The music is often anchored by dominant lines (e.g., Puis que la douce rousée) even as it spirals through a galaxy of atmospheres. Like a four-dimensional object it is impossible to fathom through the eyes, yet when we hear it through the shadows of the recorded medium it unscrambles our inner vocabulary like a Rubik’s cube until every side is uniform. Thus the movable nature of Machaut is so well suited to the Hilliards, for a likeminded meticulousness of vocal color and rhythmic staggering (O livoris feritas) truly distinguishes these singers from the rest. They also manage to enhance the sometimes-whimsical edge of the music’s piteous core, as in Helas! où sera pris confors. David James glows in the intimacies of Eins que ma dame d’onnour, Faus Samblant m’a deceü, as do the falsetto tenor lines in Fins cuers dous. Ultimately, however, one feels arbitrary in singling out certain moments over others, for Machaut’s knots are too well balanced to begin picking at individual threads.
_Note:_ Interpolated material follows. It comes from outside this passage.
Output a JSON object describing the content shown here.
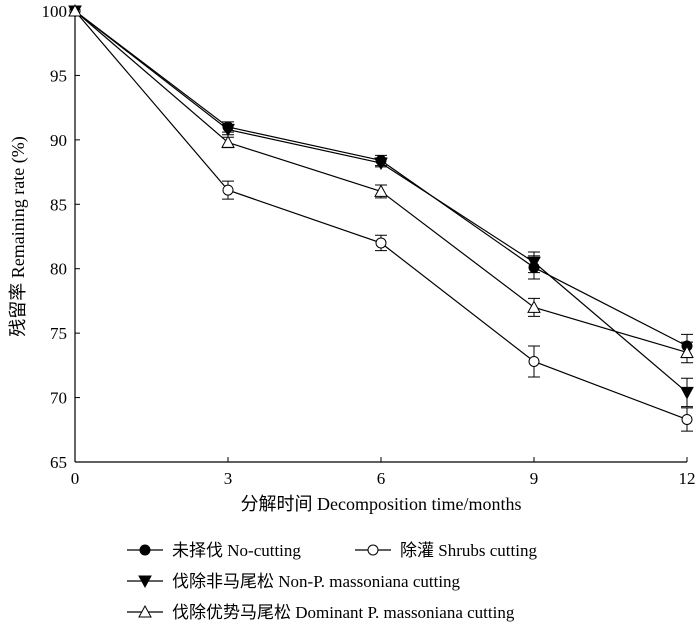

I feel at pains to articulate what this music feels like, and equally so in trying extract some interpretive statement to which others, whether they’ve heard it or not, may relate. Like so much of what we encounter in our listening lives, these sounds come and go, lost even as they are experienced. That being said, I cannot help but believe that they leave discernible traces in the body, in the very synapses of the brain. If this recording has taught me anything about this art of reviewing in which I so humbly engage, it’s that immediate effect is not the criterion by which music should necessarily be judged. (In a world so bound by linear time, what currency does immediacy carry anymore?) Rather, I have increasingly tried to look at the specks of permanent change that Machaut, here and elsewhere, has lodged in me. Looking back on the experiences that led me to him in the first place, I know that fortune has indeed whispered into my ears with his texts and melodies from so many centuries ago.
If I may interrupt this stream of thought with a technical one, this was the first recording I ever heard with tenor Steven Harrold, who signed on with the Hilliard Ensemble in 1998. And while the colors of John Potter are certainly missed, Harrold delivers a fresh and slightly brighter tone (at the risk of undoing my earlier assertion, may I point your attention to his gorgeousness in the Veni creator spiritus). His presence is duly welcome in the context of Machaut’s motets, and along with countertenor David Gould enhances every motif he touches. If each motet is a series of numbers, then the Hilliards have provided us with legible solutions. Like a proof, each is filled with potential diversions and dead ends, but through this singular recording we are given a full map that we do well to follow with our eyes closed and our ears walking, open-armed.